The mutual needs to manage its exposure to single events that could cause large losses to make sure it is sustainable in the future. The current products manage this by limiting exposure to any one risk to a global maximum of 20% of MCReth. This works quite well from a risk perspective but is challenging from a UX perspective as the user needs to buy many covers to get full coverage.
New products like Yield Token Cover (soon) will address the UX issues at the expense of making it a lot harder to manage correlation risk.
Generally, this makes sense as complicated aspects should be managed by a few experts rather than forced on to end consumers, so the challenge becomes how do we manage correlation risk well.
Overall, correlation risk will be managed via several levers rather than hard rules, and it will be up to members to adequately adjust system parameters to arrive at the appropriate risk/reward settings for the mutual.

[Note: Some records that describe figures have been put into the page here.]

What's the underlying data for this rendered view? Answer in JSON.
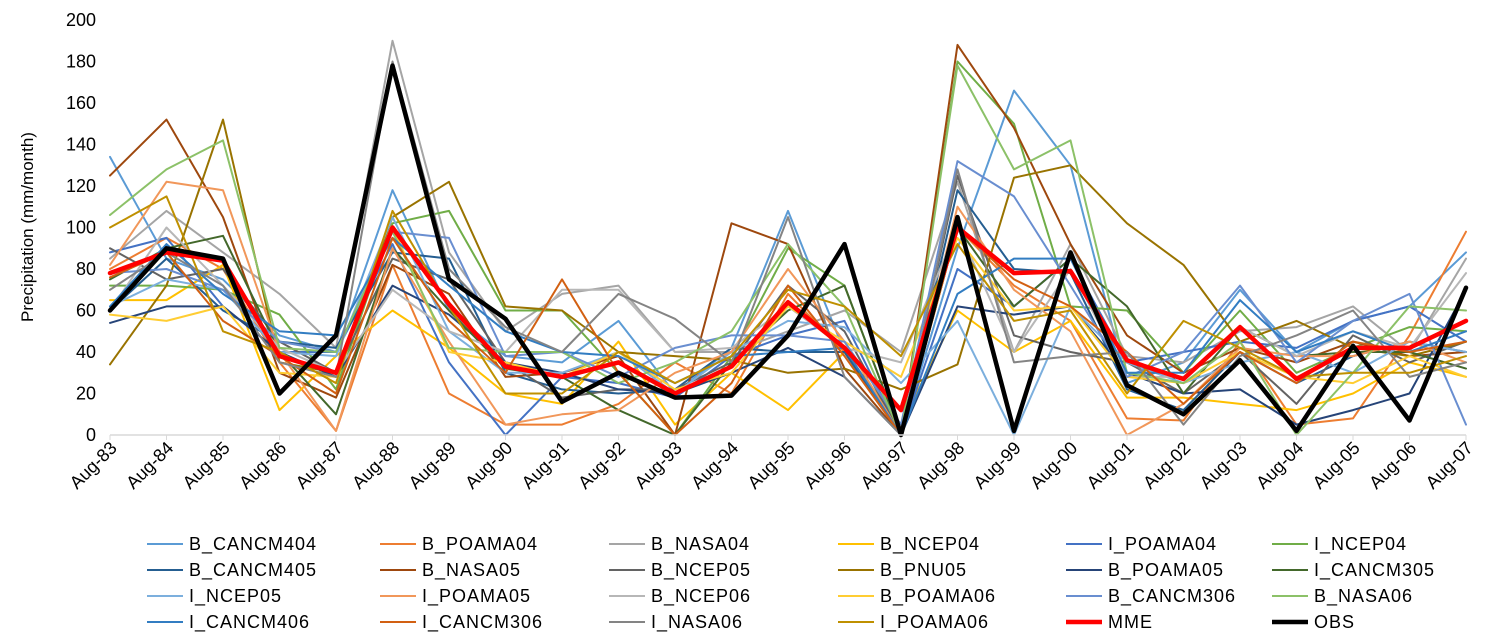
{
  "chart_data": {
    "type": "line",
    "ylabel": "Precipitation (mm/month)",
    "xlabel": "",
    "ylim": [
      0,
      200
    ],
    "yticks": [
      0,
      20,
      40,
      60,
      80,
      100,
      120,
      140,
      160,
      180,
      200
    ],
    "grid": false,
    "legend_position": "bottom",
    "categories": [
      "Aug-83",
      "Aug-84",
      "Aug-85",
      "Aug-86",
      "Aug-87",
      "Aug-88",
      "Aug-89",
      "Aug-90",
      "Aug-91",
      "Aug-92",
      "Aug-93",
      "Aug-94",
      "Aug-95",
      "Aug-96",
      "Aug-97",
      "Aug-98",
      "Aug-99",
      "Aug-00",
      "Aug-01",
      "Aug-02",
      "Aug-03",
      "Aug-04",
      "Aug-05",
      "Aug-06",
      "Aug-07"
    ],
    "series": [
      {
        "name": "B_CANCM404",
        "color": "#5b9bd5",
        "width": 2,
        "values": [
          134,
          85,
          75,
          48,
          40,
          118,
          60,
          38,
          35,
          55,
          20,
          42,
          108,
          40,
          0,
          90,
          166,
          130,
          25,
          35,
          70,
          40,
          55,
          62,
          88
        ]
      },
      {
        "name": "B_POAMA04",
        "color": "#ed7d31",
        "width": 2,
        "values": [
          80,
          95,
          80,
          35,
          2,
          82,
          20,
          5,
          5,
          15,
          35,
          20,
          68,
          40,
          0,
          100,
          72,
          55,
          8,
          7,
          45,
          5,
          8,
          48,
          98
        ]
      },
      {
        "name": "B_NASA04",
        "color": "#a5a5a5",
        "width": 2,
        "values": [
          85,
          108,
          88,
          68,
          42,
          190,
          88,
          50,
          68,
          72,
          40,
          40,
          50,
          60,
          40,
          122,
          40,
          92,
          38,
          35,
          50,
          52,
          62,
          40,
          85
        ]
      },
      {
        "name": "B_NCEP04",
        "color": "#ffc000",
        "width": 2,
        "values": [
          65,
          65,
          82,
          12,
          38,
          60,
          42,
          20,
          15,
          45,
          5,
          30,
          12,
          40,
          5,
          60,
          40,
          55,
          18,
          18,
          15,
          12,
          20,
          35,
          28
        ]
      },
      {
        "name": "I_POAMA04",
        "color": "#4472c4",
        "width": 2,
        "values": [
          88,
          95,
          62,
          40,
          40,
          92,
          35,
          0,
          28,
          25,
          18,
          38,
          48,
          55,
          0,
          80,
          62,
          85,
          35,
          40,
          45,
          42,
          55,
          62,
          45
        ]
      },
      {
        "name": "I_NCEP04",
        "color": "#70ad47",
        "width": 2,
        "values": [
          72,
          72,
          70,
          58,
          22,
          102,
          108,
          60,
          60,
          30,
          0,
          38,
          90,
          72,
          0,
          180,
          150,
          62,
          60,
          30,
          60,
          30,
          42,
          52,
          50
        ]
      },
      {
        "name": "B_CANCM405",
        "color": "#255e91",
        "width": 2,
        "values": [
          60,
          85,
          60,
          45,
          42,
          88,
          85,
          30,
          22,
          20,
          22,
          42,
          40,
          40,
          0,
          118,
          80,
          78,
          22,
          12,
          40,
          25,
          38,
          45,
          40
        ]
      },
      {
        "name": "B_NASA05",
        "color": "#9e480e",
        "width": 2,
        "values": [
          125,
          152,
          105,
          30,
          18,
          82,
          68,
          28,
          30,
          38,
          0,
          102,
          92,
          32,
          0,
          188,
          148,
          92,
          48,
          30,
          42,
          35,
          45,
          38,
          40
        ]
      },
      {
        "name": "B_NCEP05",
        "color": "#636363",
        "width": 2,
        "values": [
          90,
          75,
          80,
          45,
          30,
          85,
          75,
          35,
          18,
          22,
          22,
          35,
          72,
          50,
          0,
          125,
          48,
          40,
          35,
          20,
          40,
          15,
          48,
          35,
          45
        ]
      },
      {
        "name": "B_PNU05",
        "color": "#997300",
        "width": 2,
        "values": [
          34,
          72,
          152,
          35,
          30,
          105,
          122,
          62,
          60,
          40,
          38,
          36,
          30,
          32,
          22,
          34,
          124,
          130,
          102,
          82,
          45,
          55,
          42,
          38,
          45
        ]
      },
      {
        "name": "B_POAMA05",
        "color": "#264478",
        "width": 2,
        "values": [
          54,
          62,
          62,
          40,
          28,
          72,
          58,
          35,
          30,
          22,
          20,
          30,
          42,
          28,
          0,
          62,
          58,
          62,
          30,
          20,
          22,
          5,
          12,
          20,
          70
        ]
      },
      {
        "name": "I_CANCM305",
        "color": "#43682b",
        "width": 2,
        "values": [
          75,
          90,
          96,
          40,
          10,
          90,
          60,
          32,
          28,
          12,
          0,
          35,
          60,
          72,
          0,
          100,
          62,
          85,
          62,
          20,
          52,
          38,
          40,
          40,
          32
        ]
      },
      {
        "name": "I_NCEP05",
        "color": "#7cafdd",
        "width": 2,
        "values": [
          62,
          75,
          70,
          40,
          38,
          105,
          50,
          30,
          30,
          40,
          20,
          40,
          55,
          52,
          25,
          55,
          0,
          62,
          35,
          25,
          35,
          40,
          30,
          45,
          40
        ]
      },
      {
        "name": "I_POAMA05",
        "color": "#f1975a",
        "width": 2,
        "values": [
          82,
          122,
          118,
          40,
          2,
          90,
          45,
          5,
          10,
          12,
          30,
          40,
          80,
          45,
          0,
          110,
          70,
          50,
          0,
          15,
          42,
          38,
          38,
          45,
          35
        ]
      },
      {
        "name": "B_NCEP06",
        "color": "#b7b7b7",
        "width": 2,
        "values": [
          60,
          100,
          72,
          42,
          30,
          70,
          50,
          40,
          70,
          70,
          40,
          42,
          62,
          42,
          35,
          100,
          40,
          80,
          28,
          28,
          52,
          38,
          50,
          42,
          78
        ]
      },
      {
        "name": "B_POAMA06",
        "color": "#ffcd33",
        "width": 2,
        "values": [
          58,
          55,
          62,
          30,
          28,
          100,
          40,
          35,
          28,
          40,
          22,
          30,
          62,
          45,
          28,
          95,
          60,
          62,
          28,
          25,
          40,
          28,
          25,
          38,
          28
        ]
      },
      {
        "name": "B_CANCM306",
        "color": "#698ed0",
        "width": 2,
        "values": [
          78,
          80,
          70,
          45,
          40,
          98,
          95,
          38,
          40,
          28,
          42,
          48,
          48,
          45,
          5,
          132,
          115,
          72,
          28,
          40,
          72,
          35,
          55,
          68,
          5
        ]
      },
      {
        "name": "B_NASA06",
        "color": "#8cc168",
        "width": 2,
        "values": [
          106,
          128,
          142,
          42,
          40,
          98,
          42,
          40,
          40,
          25,
          35,
          50,
          92,
          62,
          0,
          178,
          128,
          142,
          30,
          25,
          45,
          0,
          30,
          62,
          60
        ]
      },
      {
        "name": "I_CANCM406",
        "color": "#327dc2",
        "width": 2,
        "values": [
          62,
          92,
          68,
          50,
          48,
          95,
          72,
          50,
          40,
          38,
          25,
          38,
          40,
          42,
          0,
          68,
          85,
          85,
          30,
          30,
          65,
          40,
          50,
          40,
          50
        ]
      },
      {
        "name": "I_CANCM306",
        "color": "#d26012",
        "width": 2,
        "values": [
          76,
          88,
          55,
          38,
          20,
          95,
          55,
          30,
          75,
          30,
          0,
          25,
          72,
          38,
          0,
          100,
          75,
          62,
          40,
          15,
          40,
          25,
          45,
          40,
          45
        ]
      },
      {
        "name": "I_NASA06",
        "color": "#848484",
        "width": 2,
        "values": [
          70,
          88,
          72,
          35,
          28,
          180,
          80,
          52,
          40,
          68,
          56,
          35,
          105,
          28,
          0,
          128,
          35,
          38,
          40,
          5,
          38,
          48,
          60,
          28,
          35
        ]
      },
      {
        "name": "I_POAMA06",
        "color": "#bf9000",
        "width": 2,
        "values": [
          100,
          115,
          50,
          40,
          25,
          108,
          62,
          20,
          20,
          40,
          25,
          38,
          70,
          62,
          38,
          92,
          55,
          60,
          20,
          55,
          42,
          28,
          30,
          30,
          38
        ]
      },
      {
        "name": "MME",
        "color": "#ff0000",
        "width": 4.5,
        "values": [
          78,
          88,
          84,
          38,
          30,
          100,
          63,
          33,
          28,
          35,
          20,
          33,
          64,
          42,
          12,
          100,
          78,
          79,
          36,
          27,
          52,
          27,
          42,
          42,
          55
        ]
      },
      {
        "name": "OBS",
        "color": "#000000",
        "width": 4.5,
        "values": [
          60,
          90,
          85,
          20,
          48,
          178,
          75,
          56,
          16,
          30,
          18,
          19,
          48,
          92,
          0,
          105,
          2,
          88,
          24,
          10,
          36,
          2,
          43,
          7,
          71
        ]
      }
    ]
  }
}
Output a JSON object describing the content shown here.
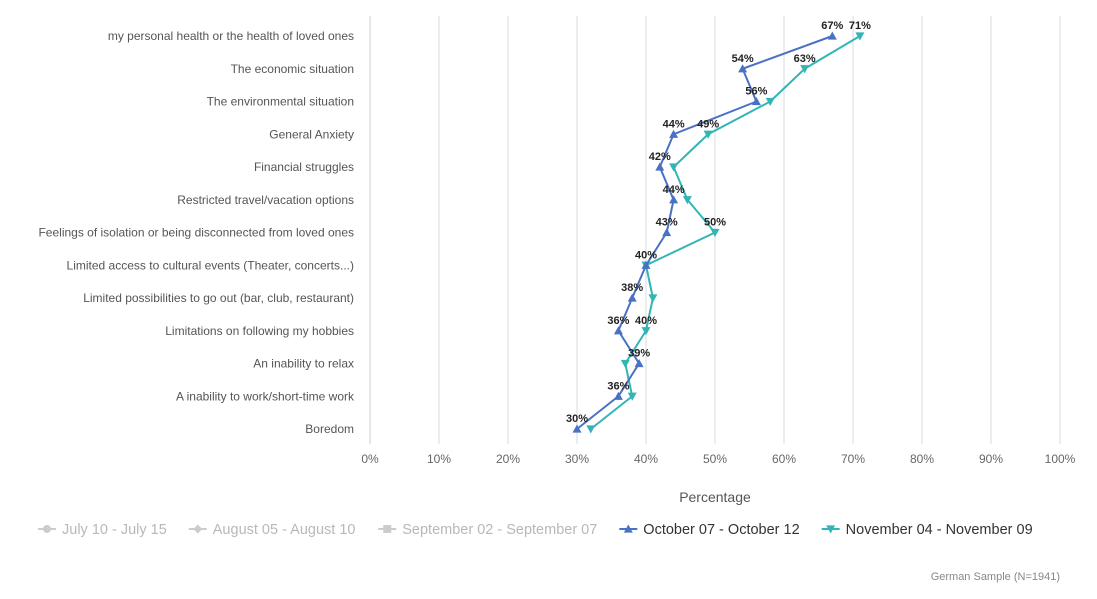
{
  "chart_data": {
    "type": "line",
    "orientation": "horizontal",
    "categories": [
      "my personal health or the health of loved ones",
      "The economic situation",
      "The environmental situation",
      "General Anxiety",
      "Financial struggles",
      "Restricted travel/vacation options",
      "Feelings of isolation or being disconnected from loved ones",
      "Limited access to cultural events (Theater, concerts...)",
      "Limited possibilities to go out (bar, club, restaurant)",
      "Limitations on following my hobbies",
      "An inability to relax",
      "A inability to work/short-time work",
      "Boredom"
    ],
    "xlabel": "Percentage",
    "xlim": [
      0,
      100
    ],
    "x_ticks": [
      "0%",
      "10%",
      "20%",
      "30%",
      "40%",
      "50%",
      "60%",
      "70%",
      "80%",
      "90%",
      "100%"
    ],
    "grid": true,
    "series": [
      {
        "name": "July 10 - July 15",
        "visible": false,
        "color": "#cccccc",
        "marker": "circle"
      },
      {
        "name": "August 05 - August 10",
        "visible": false,
        "color": "#cccccc",
        "marker": "diamond"
      },
      {
        "name": "September 02 - September 07",
        "visible": false,
        "color": "#cccccc",
        "marker": "square"
      },
      {
        "name": "October 07 - October 12",
        "visible": true,
        "color": "#4a72c4",
        "marker": "triangle-up",
        "values": [
          67,
          54,
          56,
          44,
          42,
          44,
          43,
          40,
          38,
          36,
          39,
          36,
          30
        ],
        "labels": [
          "67%",
          "54%",
          "56%",
          "44%",
          "42%",
          "44%",
          "43%",
          "40%",
          "38%",
          "36%",
          "39%",
          "36%",
          "30%"
        ]
      },
      {
        "name": "November 04 - November 09",
        "visible": true,
        "color": "#33b5b5",
        "marker": "triangle-down",
        "values": [
          71,
          63,
          58,
          49,
          44,
          46,
          50,
          40,
          41,
          40,
          37,
          38,
          32
        ],
        "labels": [
          "71%",
          "63%",
          "",
          "49%",
          "",
          "",
          "50%",
          "",
          "",
          "40%",
          "",
          "",
          ""
        ]
      }
    ],
    "legend_position": "bottom-left",
    "footnote": "German Sample (N=1941)"
  },
  "colors": {
    "grid": "#d6dde3",
    "inactive": "#cccccc",
    "inactive_text": "#b8b8b8",
    "active_text": "#333333"
  }
}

|Lever||Description||How it will be Used|
|Global Capacity Limit||20% of MCReth, limits the total amount of cover on any one risk.||As the mutual grows and writes more diverse covers this limit should gradually decrease. A 10% limit is more long term sustainable.|
|Capacity Multiple||Multiple of stake to open up capacity. Currently ranges from 1x - 4x.||All covers should converge to 1x over time. This is likely implemented by not increasing any above 1x, especially for Yield Token Cover, and then when Staking 3.0 is introduced this factor will be removed and be effectively 1x for each risk.|
|Pricing||Ability to set prices independently from capacity.||Have the ability for Super Users to set very high prices (effectively turning off future sales) to allow overall limits to be managed if too much correlation risk accumulates. This is particularly important as correlation risk occurs across risks, so individual risk levers are required.|
|Reinsurance||Build a reinsurance layer, as described separately that tops up the capital pool after large claims.||Probably the best overall way to manage correlation risk, with the amount of capital available being linked to the probability of it being called on, so there is an alignment of interest between reinsurance capital and the mutual managing correlation risk well.|
Even with these levers it is likely that the mutual accumulates risk on particular events, for example:
- USDT significantly failing
- MakerDAO failure causing a DAI de-peg
- Compound/Uniswap or other low level protocol failure
As a result we need to develop the skills/resources for the community to run risk analysis across the mutual on an ongoing basis. The reports/output can be used to influence decision making like pricing/capacity across different risks. This is likely to take the form of an analysis that tags each risk with particular extreme events and then adding up the PML (probable maximum loss) assuming each event occurs.
Understanding the PML’s across various scenarios will become a necessary resource for members to manage the overall risk position of the mutual.
The mutual should work towards building these aspects out after the launch of Yield Token Cover, in particular pricing and a reinsurance layer.
More generally the mutual should favour continuous mechanisms (like pricing) rather than relying on on-off governance votes to adjust parameters to adjust risk settings.